AMNA NAWAZ: And turning now to the presidential race, with just over 40 days until Election Day, both Vice President Kamala Harris and former President Donald Trump are ramping up their campaigning in swing states during the final stretch of the race.
A week after a second attempt on his life, former President Donald Trump spent the afternoon in Western Pennsylvania.
DONALD TRUMP, Former President of the United States (R) and Current U.S. Presidential Candidate: Nobody's done for farmers what I have done.
AMNA NAWAZ: Speaking to voters about the potential threat from China to U.S. agriculture.
DONALD TRUMP: I'm going to call up President Xi.
I'm going to say, you have to honor the deal you made.
We made a deal you would buy $50 billion worth of American farm product, and I guarantee you he will buy it, 100 percent.
He will buy it.
AMNA NAWAZ: As Trump and Vice President Harris barnstorm battlegrounds just six weeks before Election Day, new polling from The New York Times and Siena College shows the former president taking the lead in three of those crucial states, Arizona, Georgia and North Carolina, with Trump's five-point lead in Arizona outside the margin of error.
While the polls may show a Trump advantage in the Sun Belt, Harris is outpacing her Republican rival when it comes to money in the bank.
The vice president received a $27 million cash injection from a Wall Street fund-raising event on Sunday, adding to the $361 million the campaign raised last month.
That same day, she also racked up 700 endorsements in a signed letter from both Republican and Democratic national security leaders, who called the choice between Harris and Trump a choice between -- quote -- "democracy and authoritarianism."
On official vice presidential business today, Harris will pick up campaigning in key swing states throughout the week with a focus on the economy.
KAMALA HARRIS, Vice President of the United States (D) and U.S. Presidential Candidate: I have named it an opportunity economy, which really, in short form, it's about what we can do more to invest in the aspirations, the ambitions and the dreams of the American people, while addressing the challenges that they face.
AMNA NAWAZ: The vice president also accepted an invitation from CNN for a second debate with Donald Trump, who swiftly declined the invitation at a weekend rally.
DONALD TRUMP: It's just too late.
Voting has already started.
AMNA NAWAZ: And in an interview on a conservative Sunday show, Trump was candid about his plans not to run again in 2028.
QUESTION: If you're not successful this time, do you see yourself running again in four years?
DONALD TRUMP: No, I don't.
No, I don't.
I think that will be -- that will be it.
I don't see that at all.
AMNA NAWAZ: His running mate, Senator J.D.

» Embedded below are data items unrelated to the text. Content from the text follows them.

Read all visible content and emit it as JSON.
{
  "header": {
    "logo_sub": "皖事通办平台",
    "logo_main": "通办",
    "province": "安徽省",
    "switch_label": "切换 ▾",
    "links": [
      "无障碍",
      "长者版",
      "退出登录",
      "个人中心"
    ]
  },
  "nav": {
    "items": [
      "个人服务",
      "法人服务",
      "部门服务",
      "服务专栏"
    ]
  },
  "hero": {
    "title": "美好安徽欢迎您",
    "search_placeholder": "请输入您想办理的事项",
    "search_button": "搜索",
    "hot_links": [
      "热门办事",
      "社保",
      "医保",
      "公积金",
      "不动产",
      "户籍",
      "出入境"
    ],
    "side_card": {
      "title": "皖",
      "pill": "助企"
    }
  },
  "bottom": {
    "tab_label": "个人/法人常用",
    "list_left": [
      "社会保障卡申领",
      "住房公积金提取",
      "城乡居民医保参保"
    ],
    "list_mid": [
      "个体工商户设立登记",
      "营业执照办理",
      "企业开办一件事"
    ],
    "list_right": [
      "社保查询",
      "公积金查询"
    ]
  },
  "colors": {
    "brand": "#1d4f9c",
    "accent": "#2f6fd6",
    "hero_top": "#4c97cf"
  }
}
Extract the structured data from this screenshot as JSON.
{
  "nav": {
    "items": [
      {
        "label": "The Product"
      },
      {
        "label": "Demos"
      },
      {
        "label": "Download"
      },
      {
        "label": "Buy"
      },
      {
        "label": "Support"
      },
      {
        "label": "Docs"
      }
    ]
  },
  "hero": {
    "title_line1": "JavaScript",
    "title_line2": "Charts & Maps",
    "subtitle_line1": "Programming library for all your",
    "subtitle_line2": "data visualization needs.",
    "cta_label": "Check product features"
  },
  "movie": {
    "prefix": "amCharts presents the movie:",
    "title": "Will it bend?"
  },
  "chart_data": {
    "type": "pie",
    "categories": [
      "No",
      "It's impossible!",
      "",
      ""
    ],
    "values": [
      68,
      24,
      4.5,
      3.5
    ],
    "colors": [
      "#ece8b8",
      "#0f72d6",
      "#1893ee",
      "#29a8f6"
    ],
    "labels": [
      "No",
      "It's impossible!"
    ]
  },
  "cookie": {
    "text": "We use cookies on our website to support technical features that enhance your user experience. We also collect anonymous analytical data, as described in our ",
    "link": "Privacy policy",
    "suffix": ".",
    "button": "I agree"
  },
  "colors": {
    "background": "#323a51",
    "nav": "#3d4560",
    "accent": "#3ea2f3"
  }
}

Vance, meanwhile, campaigned in North Carolina today.
SEN. J.D.
VANCE (R-OH), Vice Presidential Candidate: Thanks to Kamala Harris' policies, you have got a lot of American families and a lot of American cities that can't afford to provide basic necessities to their citizens.
AMNA NAWAZ: But all eyes are on a different Republican candidate in the Tar Heel State, gubernatorial nominee Mark Robinson.
On Sunday, several of Robinson's top campaign staffers quit after a CNN report uncovered numerous inflammatory and derogatory comments that the lieutenant governor allegedly made on a porn Web site.
The Harris campaign quickly turned out campaign ads tying Robinson directly to Donald Trump.
DONALD TRUMP: I have gotten to know him and he's outstanding.
NARRATOR: Donald Trump and Mark Robinson, they're both wrong for North Carolina.
AMNA NAWAZ: With early voting already under way in some states, the race remains a tight one, leaving a grueling sprint ahead for the candidates in the weeks until November.